そうして、一気に缶の中身を煽った後、軽く握り潰して、
「ごちそうさん。ノンアルコールジュース、おいしかったぞ」
上条当麻が去った後、土御門の“仕事用”の携帯が振動する。
「―――何? 『奴』が動いた、だと」
道中
昨日と同じように起床し、朝食、そして家主の代わりに洗濯。
心身ともにエネルギー充填した詩歌は、昨日の動揺から完全に立ち直った。
あとは今日の通院の際に、かかりつけの専属医とも言えるカエル顔の医者に、症状を話し、お薬などの治療について相談する。
―――戻ってはいけない。
そう、心のどこかで声がする。
分からない。
けれど、今の自分の状態が、周りに迷惑をかけているのは今の詩歌にも分かるし、
『なあ、詩歌。無事に回復したら、話があるんだ』
と、今朝、寝坊して慌てて部屋を飛び出し、学校へ補修に向かった兄、当麻が言うので頑張ろう。

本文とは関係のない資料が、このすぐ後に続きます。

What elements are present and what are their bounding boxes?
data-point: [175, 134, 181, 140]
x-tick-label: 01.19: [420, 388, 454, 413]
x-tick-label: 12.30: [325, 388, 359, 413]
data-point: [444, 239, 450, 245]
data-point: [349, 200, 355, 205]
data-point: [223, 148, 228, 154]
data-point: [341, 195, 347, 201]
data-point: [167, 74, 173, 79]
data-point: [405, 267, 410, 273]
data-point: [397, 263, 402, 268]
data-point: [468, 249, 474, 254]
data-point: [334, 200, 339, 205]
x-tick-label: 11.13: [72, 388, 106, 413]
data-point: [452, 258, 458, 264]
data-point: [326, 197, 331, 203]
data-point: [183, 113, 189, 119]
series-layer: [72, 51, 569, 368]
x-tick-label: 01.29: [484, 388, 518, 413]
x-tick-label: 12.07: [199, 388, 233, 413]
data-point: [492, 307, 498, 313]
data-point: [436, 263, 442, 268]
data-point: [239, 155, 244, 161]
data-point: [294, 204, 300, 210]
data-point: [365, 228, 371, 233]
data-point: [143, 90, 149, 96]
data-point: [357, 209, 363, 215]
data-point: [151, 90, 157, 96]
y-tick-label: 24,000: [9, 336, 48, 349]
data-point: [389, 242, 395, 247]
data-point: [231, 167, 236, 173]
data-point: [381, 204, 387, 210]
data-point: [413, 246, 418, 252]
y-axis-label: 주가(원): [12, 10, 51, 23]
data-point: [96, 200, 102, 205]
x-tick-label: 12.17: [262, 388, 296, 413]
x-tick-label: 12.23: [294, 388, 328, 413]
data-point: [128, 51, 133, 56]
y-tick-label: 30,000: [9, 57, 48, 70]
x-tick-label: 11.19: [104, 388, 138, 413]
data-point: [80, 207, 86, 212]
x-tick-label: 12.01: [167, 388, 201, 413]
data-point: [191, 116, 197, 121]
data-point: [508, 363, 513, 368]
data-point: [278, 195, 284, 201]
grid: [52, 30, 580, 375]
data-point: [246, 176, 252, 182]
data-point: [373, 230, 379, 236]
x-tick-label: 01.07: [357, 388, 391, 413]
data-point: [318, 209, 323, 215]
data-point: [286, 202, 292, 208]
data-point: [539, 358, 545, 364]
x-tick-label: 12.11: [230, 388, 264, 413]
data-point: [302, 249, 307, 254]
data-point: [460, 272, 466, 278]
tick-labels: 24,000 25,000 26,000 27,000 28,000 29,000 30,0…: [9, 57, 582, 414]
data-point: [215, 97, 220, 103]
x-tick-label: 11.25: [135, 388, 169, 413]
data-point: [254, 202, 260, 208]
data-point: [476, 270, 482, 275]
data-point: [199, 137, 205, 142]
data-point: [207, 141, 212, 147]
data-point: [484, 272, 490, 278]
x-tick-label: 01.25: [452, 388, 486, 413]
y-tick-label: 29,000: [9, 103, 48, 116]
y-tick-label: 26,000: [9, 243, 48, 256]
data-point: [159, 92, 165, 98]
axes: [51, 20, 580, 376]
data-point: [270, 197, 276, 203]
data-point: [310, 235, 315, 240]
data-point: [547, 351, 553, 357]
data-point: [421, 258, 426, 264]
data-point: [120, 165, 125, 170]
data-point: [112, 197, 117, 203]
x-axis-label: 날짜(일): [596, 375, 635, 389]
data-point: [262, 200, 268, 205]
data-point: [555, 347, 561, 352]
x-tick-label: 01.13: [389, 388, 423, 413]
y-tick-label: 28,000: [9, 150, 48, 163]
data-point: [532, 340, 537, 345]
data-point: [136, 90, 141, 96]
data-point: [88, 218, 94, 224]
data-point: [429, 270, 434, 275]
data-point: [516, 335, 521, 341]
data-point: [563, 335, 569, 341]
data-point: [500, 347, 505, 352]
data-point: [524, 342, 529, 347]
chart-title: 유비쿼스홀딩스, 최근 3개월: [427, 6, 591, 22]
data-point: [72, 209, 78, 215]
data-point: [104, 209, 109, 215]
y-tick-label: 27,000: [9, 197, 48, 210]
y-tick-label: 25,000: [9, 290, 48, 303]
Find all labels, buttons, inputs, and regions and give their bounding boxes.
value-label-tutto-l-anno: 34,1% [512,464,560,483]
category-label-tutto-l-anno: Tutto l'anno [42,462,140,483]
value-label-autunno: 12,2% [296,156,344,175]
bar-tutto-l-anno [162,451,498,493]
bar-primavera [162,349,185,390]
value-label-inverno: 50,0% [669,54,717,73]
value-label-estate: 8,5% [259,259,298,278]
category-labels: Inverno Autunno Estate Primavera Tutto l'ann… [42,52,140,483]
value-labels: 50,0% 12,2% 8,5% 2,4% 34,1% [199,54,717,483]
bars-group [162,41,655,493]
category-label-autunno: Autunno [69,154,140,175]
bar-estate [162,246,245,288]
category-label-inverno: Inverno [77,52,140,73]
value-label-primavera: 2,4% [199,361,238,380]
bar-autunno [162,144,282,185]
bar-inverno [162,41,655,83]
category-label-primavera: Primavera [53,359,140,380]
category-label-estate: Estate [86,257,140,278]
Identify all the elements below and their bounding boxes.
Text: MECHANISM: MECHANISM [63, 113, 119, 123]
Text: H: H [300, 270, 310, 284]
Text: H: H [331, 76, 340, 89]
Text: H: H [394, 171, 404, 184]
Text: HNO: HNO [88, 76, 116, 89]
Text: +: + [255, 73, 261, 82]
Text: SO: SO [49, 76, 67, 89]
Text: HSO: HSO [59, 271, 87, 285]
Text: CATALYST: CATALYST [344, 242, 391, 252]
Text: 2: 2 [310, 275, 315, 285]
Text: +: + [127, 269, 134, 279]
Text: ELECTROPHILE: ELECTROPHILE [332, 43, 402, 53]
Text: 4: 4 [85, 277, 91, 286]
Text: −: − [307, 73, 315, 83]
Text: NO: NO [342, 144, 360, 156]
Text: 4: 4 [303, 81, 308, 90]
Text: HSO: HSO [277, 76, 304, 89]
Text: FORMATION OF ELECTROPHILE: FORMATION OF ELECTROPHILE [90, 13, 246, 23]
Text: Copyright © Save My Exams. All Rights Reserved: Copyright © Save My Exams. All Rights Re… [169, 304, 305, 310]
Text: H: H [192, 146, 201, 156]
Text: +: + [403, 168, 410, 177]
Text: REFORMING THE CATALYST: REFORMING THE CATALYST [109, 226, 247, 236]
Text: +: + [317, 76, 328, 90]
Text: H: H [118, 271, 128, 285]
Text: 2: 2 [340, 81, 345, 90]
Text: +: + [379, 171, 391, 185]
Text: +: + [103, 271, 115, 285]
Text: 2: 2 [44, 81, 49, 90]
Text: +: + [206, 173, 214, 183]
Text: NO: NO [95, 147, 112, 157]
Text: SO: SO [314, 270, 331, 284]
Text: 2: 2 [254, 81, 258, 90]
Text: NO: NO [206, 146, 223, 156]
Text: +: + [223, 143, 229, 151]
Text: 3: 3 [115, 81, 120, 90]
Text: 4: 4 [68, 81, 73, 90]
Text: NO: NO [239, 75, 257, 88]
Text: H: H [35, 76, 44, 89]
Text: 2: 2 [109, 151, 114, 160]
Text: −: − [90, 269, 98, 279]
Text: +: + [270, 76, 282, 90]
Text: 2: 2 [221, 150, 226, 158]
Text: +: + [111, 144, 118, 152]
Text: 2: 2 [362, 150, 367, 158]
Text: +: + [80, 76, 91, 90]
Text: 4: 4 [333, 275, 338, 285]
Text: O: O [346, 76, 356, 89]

何を頑張ればいいか具体的には分からないけど、とにかく先生に相談し、出来る限りの事をする。
一緒に寝食を共にするのは嬉しいが、当麻を心配させるのは本意ではない。
「………でね。翼ある日輪をもつ全知全能の神『
ふーん、と病院に付き添ってくれるインデックスの話を聞きながら、相槌を打つ。
彼女はとても可愛くていい子、詩歌の妹にしたいくらいだ。
本来は、この学園都市、科学の総本山とは対極の魔術にいる人間で、その話は興味が尽きない。
本当にものしりで、“やっぱりあの10万を超える本を読まされたからなんだろう”と詩歌は納得する。
あの時、倒れる直前にあの<幻想猛獣>と同じように彼女と強く繋がった上条詩歌が
「ん―――」
上条詩歌の耳がピクッと反応。
おっとりのほほんとしているように見える詩歌だが、気配には敏感だ。
特に自分にあだなす悪意には。
誰……?
顔を動かさず、目と耳で探る。
すると、進行方向を遮るように見慣れぬ車が一台止まった。
紺色の、大型のライトバン。
不穏な空気に詩歌達が足を止めると、ライトバンのドアが横滑りに開き、中から4つの人影が飛び出す。
体格は不揃いだが、いずれも黒服でヘルメット。
そして、悪意を孕んだ物腰。
理屈ではなく直感。
強い直感―――そう、本能だ。
―――ここから逃げろ。
だけど脚が動かない。
別に竦んでいる訳でもないのに、ただ上手く脚を動かせない。
そう言う位置取りをしているのだ。
そして、その内の1人、ヘルメット越しにうっすらと見える青白い輪郭の男が、事務的な口調で言う。
「上条詩歌だな?」
「はい、そうですけど……」
確認を取ってすぐ、男たちが一斉に拳銃を構えた。
詩歌が目を少し見開いたのは、武器を出されたからではなく、その動作がまるで見えなかったからだ。
この速度は、<警備員>よりも銃器に慣れている証拠でもあり、全員裏世界の住人で、それ相応の手練れ。
力ずくでも連行するように命じられている、という事だろう。
問答無用、という訳ですか……けど、
「どうやら、ここは戦わなければいけないようです」
上条詩歌に記憶はあるし、<幻想投影>も使える。
今朝、とある事件に忙しいがちょっとだけ心配して見に来た陽菜から<鬼火>を投影してる。
だが、もし経験もあれば、詩歌はここで戦おうとはしなかっただろう。
科学の相手には無力な女の子でしかないインデックスを後ろに背負い、実力未知数の相手―――それでも上条詩歌ならば、どうにかできると思ってしまっている。
不幸に対して、油断している。
いかに<幻想投影>を持ち、卓越した運動神経を有していようと、彼女の肉体は脆い少女の物にすぎず、その核とも言える精神も未完成なのだ。
「しいか―――っ!?」
料理の時もそうだったはずなのに。
上条詩歌がまともに戦えるはずが無かった。